Выбрать главу

Родственники, обменявшись репликами, согласились.

— Что же будет? — спросил он врачиху. — И почему вы сказали «через три месяца»?

— Все будет хорошо, голубчик, — отвечала та, — родит и пусть первое время ребеночка грудью кормит. Дитя пристроим, найдутся, Бог даст, родители приемные, а наша с тобой задача, твоя, в частности, — вернуть девушке девственность, не замарать ее доброе имя. Что ты вытаращился? За рубежом такая операция не новость, проблема невелика, восстановишь ей девственную плеву, да и дело с концом. Не боись, у меня статьи на немецком и на английском есть по интересующему нас вопросу.

Разрешилась от бремени красавица с гор прехорошеньким младенчиком, здоровущим, кормила его грудью, все вышло как по писаному: дитя пристроили в хорошие руки (маменька плакала, медсестра ее ругала, дура, что делать, если ты такая дура, ничего, скоро замуж выйдешь, нарожаешь, это судьба, ты подумай, как повезло ему с родителями, да и мы лицом в грязь не ударили, свидетельство о рождении ему выправили, как положено, утри слезы, завтра твои приезжают, а ты, спасибо доктору, как новенькая, сделай радостное личико).

Родственники прибыли, забрали чудесно исцеленную, трясли деньгами, денег никто не взял, однако от угощения, от пары барашков да от подарков не отказывались.

Слухи о свадьбе докатились до медперсонала, а через девять месяцев молодую опять привезли, родила она, всем на радость, двойню.

Потом привезли ее через год, приняли роды, получился мальчик.

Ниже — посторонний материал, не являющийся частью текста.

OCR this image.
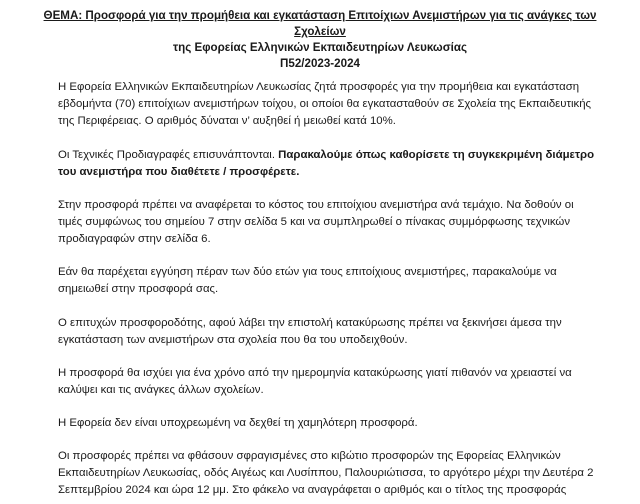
ΘΕΜΑ: Προσφορά για την προμήθεια και εγκατάσταση Επιτοίχιων Ανεμιστήρων για τις ανάγκες των Σχολείων
της Εφορείας Ελληνικών Εκπαιδευτηρίων Λευκωσίας
Π52/2023-2024
Η Εφορεία Ελληνικών Εκπαιδευτηρίων Λευκωσίας ζητά προσφορές για την προμήθεια και εγκατάσταση εβδομήντα (70) επιτοίχιων ανεμιστήρων τοίχου, οι οποίοι θα εγκατασταθούν σε Σχολεία της Εκπαιδευτικής της Περιφέρειας. Ο αριθμός δύναται ν’ αυξηθεί ή μειωθεί κατά 10%.
Οι Τεχνικές Προδιαγραφές επισυνάπτονται. Παρακαλούμε όπως καθορίσετε τη συγκεκριμένη διάμετρο του ανεμιστήρα που διαθέτετε / προσφέρετε.
Στην προσφορά πρέπει να αναφέρεται το κόστος του επιτοίχιου ανεμιστήρα ανά τεμάχιο. Να δοθούν οι τιμές συμφώνως του σημείου 7 στην σελίδα 5 και να συμπληρωθεί ο πίνακας συμμόρφωσης τεχνικών προδιαγραφών στην σελίδα 6.
Εάν θα παρέχεται εγγύηση πέραν των δύο ετών για τους επιτοίχιους ανεμιστήρες, παρακαλούμε να σημειωθεί στην προσφορά σας.
Ο επιτυχών προσφοροδότης, αφού λάβει την επιστολή κατακύρωσης πρέπει να ξεκινήσει άμεσα την εγκατάσταση των ανεμιστήρων στα σχολεία που θα του υποδειχθούν.
Η προσφορά θα ισχύει για ένα χρόνο από την ημερομηνία κατακύρωσης γιατί πιθανόν να χρειαστεί να καλύψει και τις ανάγκες άλλων σχολείων.
Η Εφορεία δεν είναι υποχρεωμένη να δεχθεί τη χαμηλότερη προσφορά.
Οι προσφορές πρέπει να φθάσουν σφραγισμένες στο κιβώτιο προσφορών της Εφορείας Ελληνικών Εκπαιδευτηρίων Λευκωσίας, οδός Αιγέως και Λυσίππου, Παλουριώτισσα, το αργότερο μέχρι την Δευτέρα 2 Σεπτεμβρίου 2024 και ώρα 12 μμ. Στο φάκελο να αναγράφεται ο αριθμός και ο τίτλος της προσφοράς
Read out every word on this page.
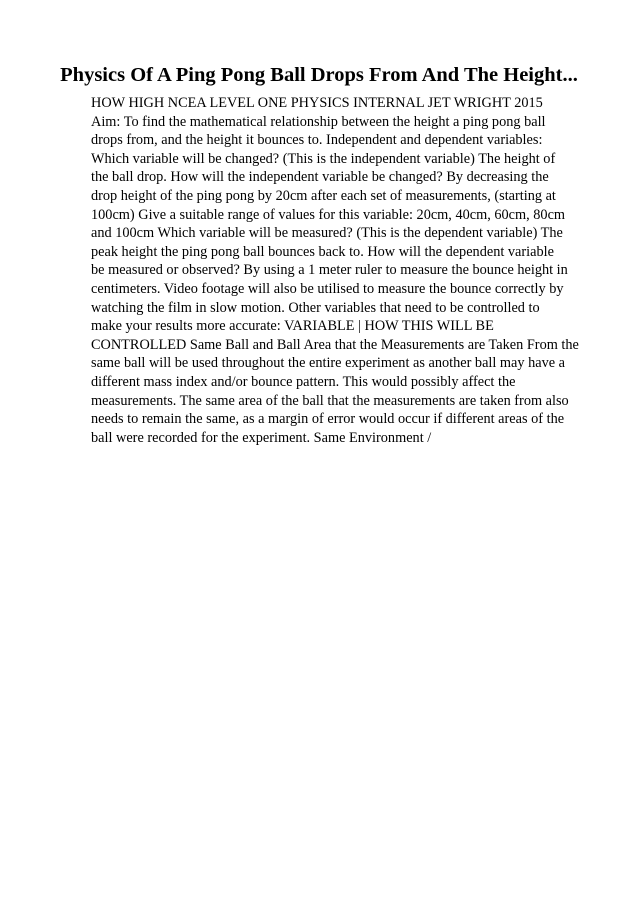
Physics Of A Ping Pong Ball Drops From And The Height...
HOW HIGH NCEA LEVEL ONE PHYSICS INTERNAL JET WRIGHT 2015
Aim: To find the mathematical relationship between the height a ping pong ball
drops from, and the height it bounces to. Independent and dependent variables:
Which variable will be changed? (This is the independent variable) The height of
the ball drop. How will the independent variable be changed? By decreasing the
drop height of the ping pong by 20cm after each set of measurements, (starting at
100cm) Give a suitable range of values for this variable: 20cm, 40cm, 60cm, 80cm
and 100cm Which variable will be measured? (This is the dependent variable) The
peak height the ping pong ball bounces back to. How will the dependent variable
be measured or observed? By using a 1 meter ruler to measure the bounce height in
centimeters. Video footage will also be utilised to measure the bounce correctly by
watching the film in slow motion. Other variables that need to be controlled to
make your results more accurate: VARIABLE | HOW THIS WILL BE
CONTROLLED Same Ball and Ball Area that the Measurements are Taken From the
same ball will be used throughout the entire experiment as another ball may have a
different mass index and/or bounce pattern. This would possibly affect the
measurements. The same area of the ball that the measurements are taken from also
needs to remain the same, as a margin of error would occur if different areas of the
ball were recorded for the experiment. Same Environment /
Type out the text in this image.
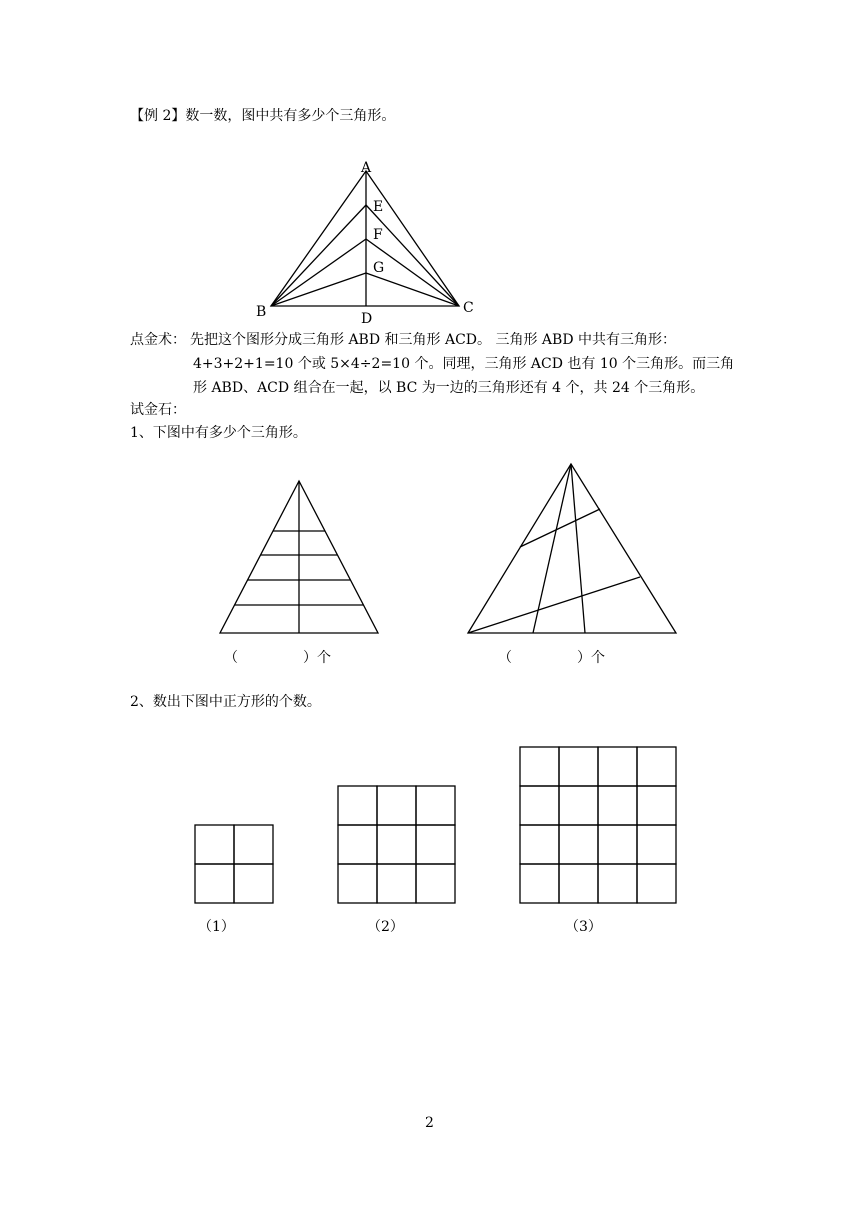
【例 2】数一数，图中共有多少个三角形。
A
E
F
G
B	C
D
点金术： 先把这个图形分成三角形 ABD 和三角形 ACD。 三角形 ABD 中共有三角形：
4+3+2+1=10 个或 5×4÷2=10 个。同理，三角形 ACD 也有 10 个三角形。而三角
形 ABD、ACD 组合在一起，以 BC 为一边的三角形还有 4 个，共 24 个三角形。
试金石：
1、下图中有多少个三角形。
（	）个	（	）个
2、数出下图中正方形的个数。
（1）	（2）	（3）
2
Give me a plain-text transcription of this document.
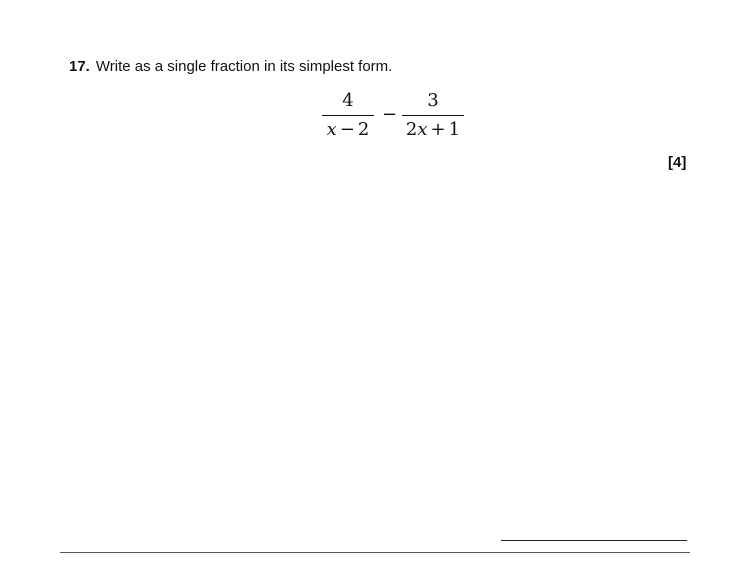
17. Write as a single fraction in its simplest form.
4
x − 2
−
3
2x + 1
[4]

Возможно, у нее еще рождались дети, но наш молодой доктор уехал, срок, на который его распределили, завершился, роман с медсестрой закончился, а больничка обзавелась двумя новыми видами транспорта (кроме уже имевшейся машины): не без интриг конфискованным у безнравственного пастуха мотоциклом и гордо стоявшим на маленьком плато за задним двором самолетиком.

Тут мы поехали.

— Теперь вы представляете, в каком диком месте провел я три года после института?

В воображении моем взлетали на сквозняках белоснежные занавеси окон маленькой больницы, горели огромные, опушенные светом звезды над горами и степью, слышала я блеяние овец, крики новорожденных.

— Боже! — вскричала я. — И вы не жалеете о том времени?! Ведь вы тогда жили настоящей жизнью!

Поскольку, по его представлению, настоящей жизнью (с иностранными аэропортами, курортами, салонами, антиквариатом, бриллиантами и т. п.) жил он как раз теперь, он так удивился, что даже обернулся ко мне, не понимая.

Чудесным образом мы быстрехонько домчали до моего дома, пробка растворилась в дорожном ветерке.

Эта история поразила меня, я часто мысленно к ней возвращалась, впечатления мои от нее были почти зрительные.

А потом, через несколько лет, я прочла рецензию на фильм «Дикое поле».

Позвонив, я спросила, видел ли он фильм; он даже не слышал о нем.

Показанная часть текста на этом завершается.